Oğlan hala gülümsüyordu "Sen biraz daha dinlen , daha çok erken , kurtlar avlarından döndüğünde ben seni uyandırırım"
Tahta kapıyı sertçe çekip dışarıya çıktı , kız hâla ismini hatırlamaya çalışıyordu.
Nasıl olurda bir insan ismini unuturdu ki.
Belki en iyi şey oğlanın dediği gibi biraz dinlenmek diye düşündü.
Yanında duran vazoyu alıp sımsıkı sarıldı ve uykuya daldı.

***

Pencereden sızan ışık yüzünü iyice ısıtmıştı , yavaş yavaş doğruldu , kalkarken altındaki tahta yataktan gıcırtılar çıkmıştı.
Ayağını kontrol etti , beyaz sargı tamamen kırmızıya boyanmıştı.
Sağ tarafında iki tane tahta baston duruyordu , oğlan koymuş olmalıydı , acaba kurtlar avlarından döndümü diye düşündü.
Deyneklerin tepesinde koltuk altına koymak için düz yerler vardı üstlerindede tahtanın sertliğini yumaşatması için süngerler.
Deyneklere yaslanarak tahta kapıya kadar ilerlemişti.

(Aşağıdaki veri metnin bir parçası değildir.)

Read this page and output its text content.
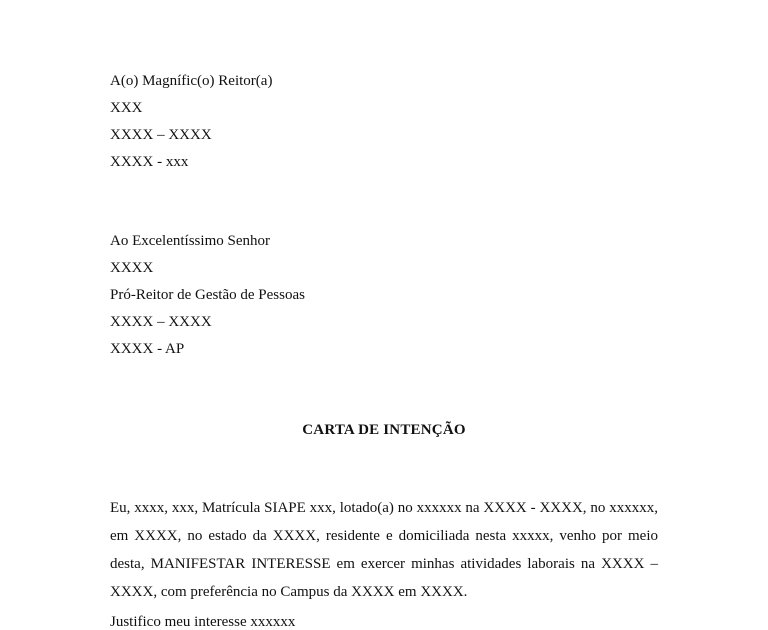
A(o) Magnífic(o) Reitor(a)
XXX
XXXX – XXXX
XXXX - xxx
Ao Excelentíssimo Senhor
XXXX
Pró-Reitor de Gestão de Pessoas
XXXX – XXXX
XXXX - AP
CARTA DE INTENÇÃO

Eu, xxxx, xxx, Matrícula SIAPE xxx, lotado(a) no xxxxxx na XXXX - XXXX, no xxxxxx, em XXXX, no estado da XXXX, residente e domiciliada nesta xxxxx, venho por meio desta, MANIFESTAR INTERESSE em exercer minhas atividades laborais na XXXX – XXXX, com preferência no Campus da XXXX em XXXX.

Justifico meu interesse xxxxxx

Kapıya geldiğinde deyneklere ihtiyacı olmadığına karar verdi ve ikisinide kapının arkasına dayadı , topukları hala sağlamdı üstlerine basa basa yürüyebiliyordu.

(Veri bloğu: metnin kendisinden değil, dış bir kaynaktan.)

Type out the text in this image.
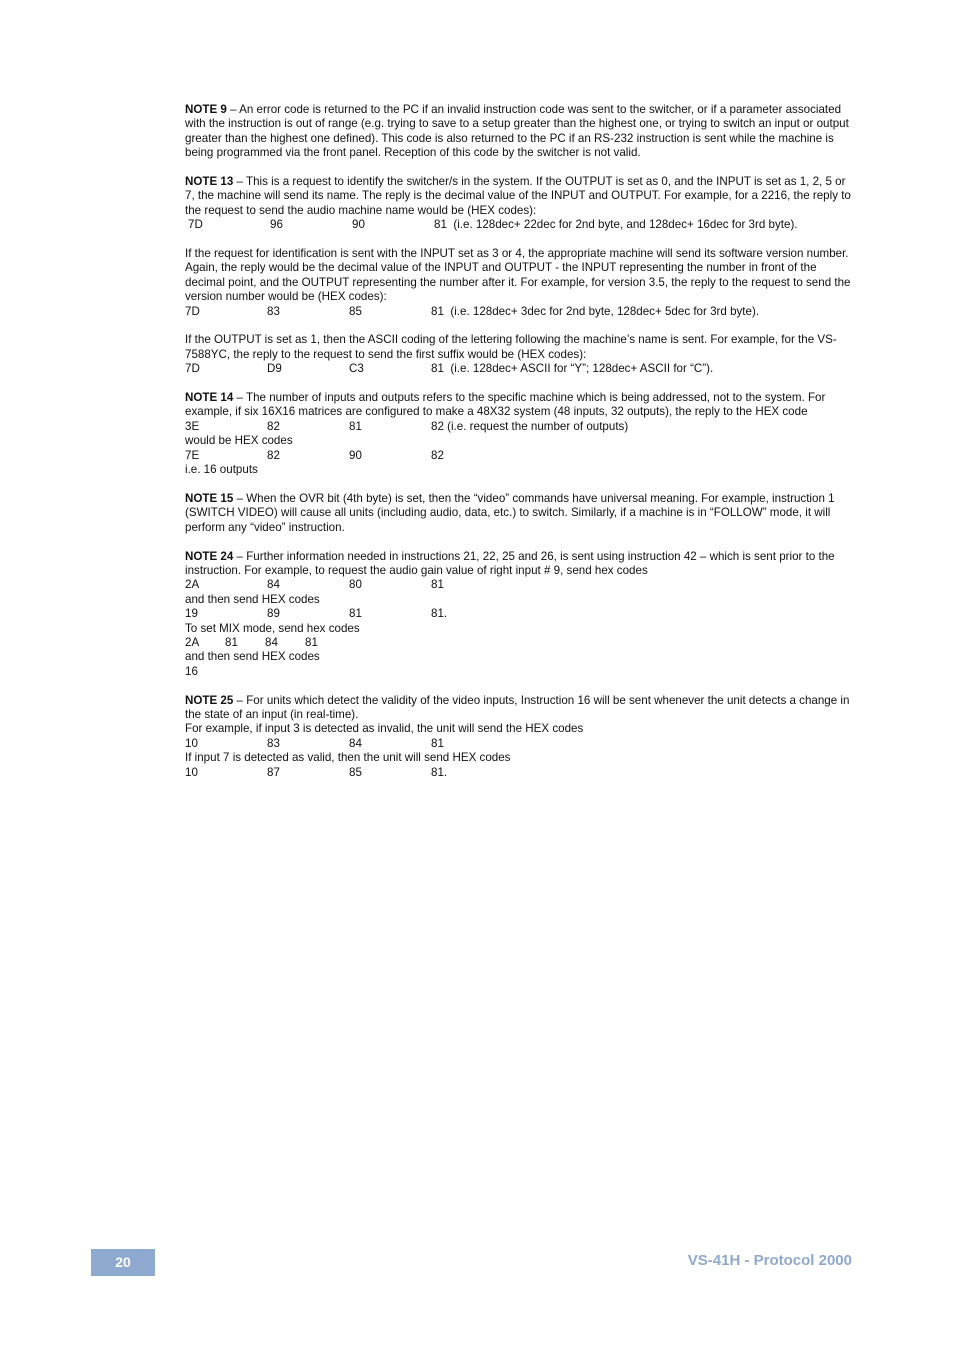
NOTE 9 – An error code is returned to the PC if an invalid instruction code was sent to the switcher, or if a parameter associated with the instruction is out of range (e.g. trying to save to a setup greater than the highest one, or trying to switch an input or output greater than the highest one defined). This code is also returned to the PC if an RS-232 instruction is sent while the machine is being programmed via the front panel. Reception of this code by the switcher is not valid.

NOTE 13 – This is a request to identify the switcher/s in the system. If the OUTPUT is set as 0, and the INPUT is set as 1, 2, 5 or 7, the machine will send its name. The reply is the decimal value of the INPUT and OUTPUT. For example, for a 2216, the reply to the request to send the audio machine name would be (HEX codes):

7D	96	90	81  (i.e. 128dec+ 22dec for 2nd byte, and 128dec+ 16dec for 3rd byte).

If the request for identification is sent with the INPUT set as 3 or 4, the appropriate machine will send its software version number. Again, the reply would be the decimal value of the INPUT and OUTPUT - the INPUT representing the number in front of the decimal point, and the OUTPUT representing the number after it. For example, for version 3.5, the reply to the request to send the version number would be (HEX codes):

7D	83	85	81  (i.e. 128dec+ 3dec for 2nd byte, 128dec+ 5dec for 3rd byte).

If the OUTPUT is set as 1, then the ASCII coding of the lettering following the machine’s name is sent. For example, for the VS-7588YC, the reply to the request to send the first suffix would be (HEX codes):

7D	D9	C3	81  (i.e. 128dec+ ASCII for “Y”; 128dec+ ASCII for “C”).

NOTE 14 – The number of inputs and outputs refers to the specific machine which is being addressed, not to the system. For example, if six 16X16 matrices are configured to make a 48X32 system (48 inputs, 32 outputs), the reply to the HEX code

3E	82	81	82 (i.e. request the number of outputs)

would be HEX codes

7E	82	90	82

i.e. 16 outputs

NOTE 15 – When the OVR bit (4th byte) is set, then the “video” commands have universal meaning. For example, instruction 1 (SWITCH VIDEO) will cause all units (including audio, data, etc.) to switch. Similarly, if a machine is in “FOLLOW” mode, it will perform any “video” instruction.

NOTE 24 – Further information needed in instructions 21, 22, 25 and 26, is sent using instruction 42 – which is sent prior to the instruction. For example, to request the audio gain value of right input # 9, send hex codes

2A	84	80	81

and then send HEX codes

19	89	81	81.

To set MIX mode, send hex codes

2A	81	84	81

and then send HEX codes

16

NOTE 25 – For units which detect the validity of the video inputs, Instruction 16 will be sent whenever the unit detects a change in the state of an input (in real-time).

For example, if input 3 is detected as invalid, the unit will send the HEX codes

10	83	84	81

If input 7 is detected as valid, then the unit will send HEX codes

10	87	85	81.
20	VS-41H - Protocol 2000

Dışarı çıktığında yüzüne soğuk bir rüzgar vurdu , bir dağın eteklerinde kurulan küçük kasaba benzeri bir yerde olduğunu gördü.

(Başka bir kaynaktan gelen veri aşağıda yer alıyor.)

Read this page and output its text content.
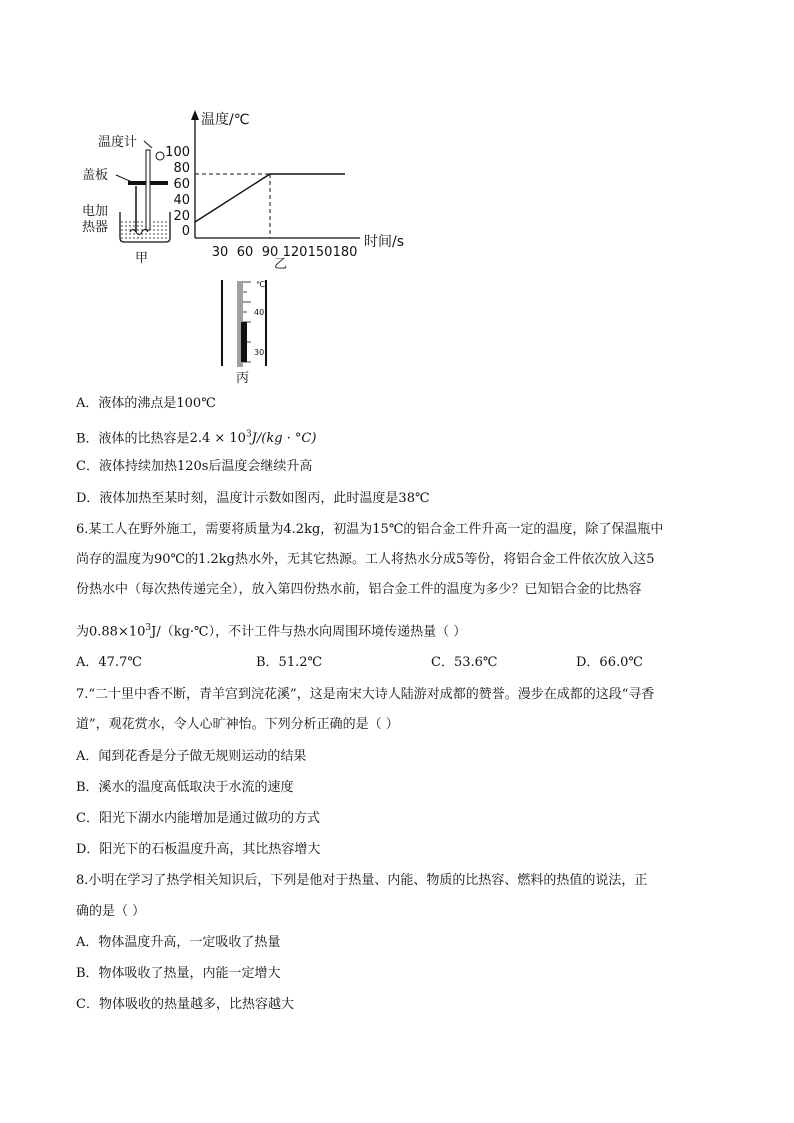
温度计
盖板
电加
热器
甲
温度/℃
100
80
60
40
20
0
30 60 90 120 150 180
时间/s
乙
℃
40
30
丙
A．液体的沸点是100℃
B．液体的比热容是$2.4 \times 10^3J/(kg \cdot ^\circ C)$
C．液体持续加热120s后温度会继续升高
D．液体加热至某时刻，温度计示数如图丙，此时温度是38℃
6.某工人在野外施工，需要将质量为4.2kg，初温为15℃的铝合金工件升高一定的温度，除了保温瓶中
尚存的温度为90℃的1.2kg热水外，无其它热源。工人将热水分成5等份，将铝合金工件依次放入这5
份热水中（每次热传递完全），放入第四份热水前，铝合金工件的温度为多少？已知铝合金的比热容
为$0.88\times 10^3J/(kg\cdot℃)$，不计工件与热水向周围环境传递热量（ ）
A．47.7℃	B．51.2℃	C．53.6℃	D．66.0℃
7.“二十里中香不断，青羊宫到浣花溪”，这是南宋大诗人陆游对成都的赞誉。漫步在成都的这段“寻香
道”，观花赏水，令人心旷神怡。下列分析正确的是（ ）
A．闻到花香是分子做无规则运动的结果
B．溪水的温度高低取决于水流的速度
C．阳光下湖水内能增加是通过做功的方式
D．阳光下的石板温度升高，其比热容增大
8.小明在学习了热学相关知识后，下列是他对于热量、内能、物质的比热容、燃料的热值的说法，正
确的是（ ）
A．物体温度升高，一定吸收了热量
B．物体吸收了热量，内能一定增大
C．物体吸收的热量越多，比热容越大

Şu an onun görebildiği en az yirmi ev vardı , tüm evler aynıydı.
Küçük , tahta ve iç karartıcı.
Kasaba ağlıyor gibiydi , belkide hep evde kalmalıydı çünkü dışarısı ona hiçte huzur vermemişti.
Ayağının altındaki çimenler hala ıslaktı , yağmur kısa süre önce durmuş olmalıydı.
Bir yayın gerilme sesi geldi kulağına , arkasını döndüğü sırada kafasındaki saçları yalayarak geçen bir ok kızın arkasında kalan ağaca saplandı.
Oğlan'ın elinde tuttuğu yayın kiriş ipi hala titriyordu.
"Sana yaptığım şeyler nerede ? Onlar olmadan dışarıda gezmen güvenli değil , buralar engebeli ve taşlık yerlerdir dengeni bir kaybedersen kendini Tanrı Gözünde bulursun ve inan o su diyarda akan en güçlü ve en uzun sudur"
Yüzünde yine o sinsi gülümseme vardı.
Kızla uğraşmaktan zevk alıyor gibiydi.
"Nasıl ve nerede gezeceğimi sana soracak değilim."
Bu küstah tavırları olmasa ona teşekkür edebilirdi ama nafile , kızın içinden oğlanı öldürmekten başka hiçbir şey geçmiyordu.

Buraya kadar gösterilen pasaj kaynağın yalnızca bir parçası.